Vox, an online news outlet that specializes in analysis of
public policy, says this is the Rubik's cube McConnell has.
Paul, a deficit hawk, doesn't like such dealing. "The bill is just being lit up like a Christmas tree full of billion-dollar ornaments, and it's not repeal," he said on "Fox News Sunday."

Paul has "sounded open" to the idea of keeping the 3.8 percent net investment tax on families earning more than $250,000, McAuliff reports. "Sen. Bob Corker, a Tennessee Republican, said that based on a meeting he had with McConnell late Wednesday, he expects the party’s Senate leaders will scrap their effort to repeal that tax," Bloomberg News reports. Corker said, “The initial draft bill really didn’t provide an opportunity for low-income citizens to buy health care that actually covered them, so that equation is going to change.”

That could blunt partisan opposition to the bill. "Democrats are united around a single political message, that the bill will give tax breaks to the rich while taking healthcare away coverage for the poor," The Hill reports. "The money saved from preserving the tax could allow Republicans to increase the financial assistance for lower-income people."

The prospect of losing a tax cut did not please conservative groups, which are "targeting individual senators and threatening political consequences if the GOP falls short of fully repealing Obamacare," reports Adam Cancryn of Politico.

"After seven years of promising to repeal and replace former President Barack Obama's law, they risk political disaster if they don't deliver," writes Erica Werner, chief congressional reporter for The Associated Press. Columnist Michael Cohen of The Boston Globe says the bill is in trouble due to McConnell's "strategic failures" and "the resoluteness of Republican moderates." He adds, "Doing things in the Senate is a heck of a lot more difficult than stopping them. Indeed, McConnell’s strategy of writing the bill in secret has badly backfired."

McAuliff writes, "There are some other levers McConnell has, but they are issues unrelated to the health bill. McConnell and senators would have to act as if it is not quid pro quo," Latin for "this for that."

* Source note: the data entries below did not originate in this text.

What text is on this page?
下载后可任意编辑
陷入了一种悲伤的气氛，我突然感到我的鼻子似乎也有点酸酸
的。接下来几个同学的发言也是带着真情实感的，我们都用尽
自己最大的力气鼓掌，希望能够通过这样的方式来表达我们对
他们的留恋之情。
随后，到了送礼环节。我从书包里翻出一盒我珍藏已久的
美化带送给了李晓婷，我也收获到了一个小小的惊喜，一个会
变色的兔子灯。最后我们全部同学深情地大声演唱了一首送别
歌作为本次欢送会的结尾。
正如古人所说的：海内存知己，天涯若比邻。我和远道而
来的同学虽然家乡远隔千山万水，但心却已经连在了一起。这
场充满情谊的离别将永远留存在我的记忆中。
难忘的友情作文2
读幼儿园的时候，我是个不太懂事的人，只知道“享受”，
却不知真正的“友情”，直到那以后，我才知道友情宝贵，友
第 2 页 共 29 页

In what amounts to an updated profile of McConnell, Washington Post Senior Editor Marc Fisher and reporter Sean Sullivan write, "Fueled by a lifelong quest for tactical advantage rather than by any enduring ideological flame, McConnell had long hoped for this chance, finally, well into his fourth decade in the Senate, to make big things happen, just like his role model, Mike Mansfield, the 1960s and ’70s leader who presided over a generation of Democratic policy initiatives that reshaped the nation.

"But now, after many years of goal-line stands, McConnell is under pressure to put some points on the board on big-ticket issues such as health, tax reform and infrastructure. Whether he can do that will depend on his ability to pivot from blocking to building. For decades, McConnell has been celebrated (and bashed) as an obstructionist, a leader who was effective at derailing the other side’s initiatives, without much of a track record in achieving big things for his own team."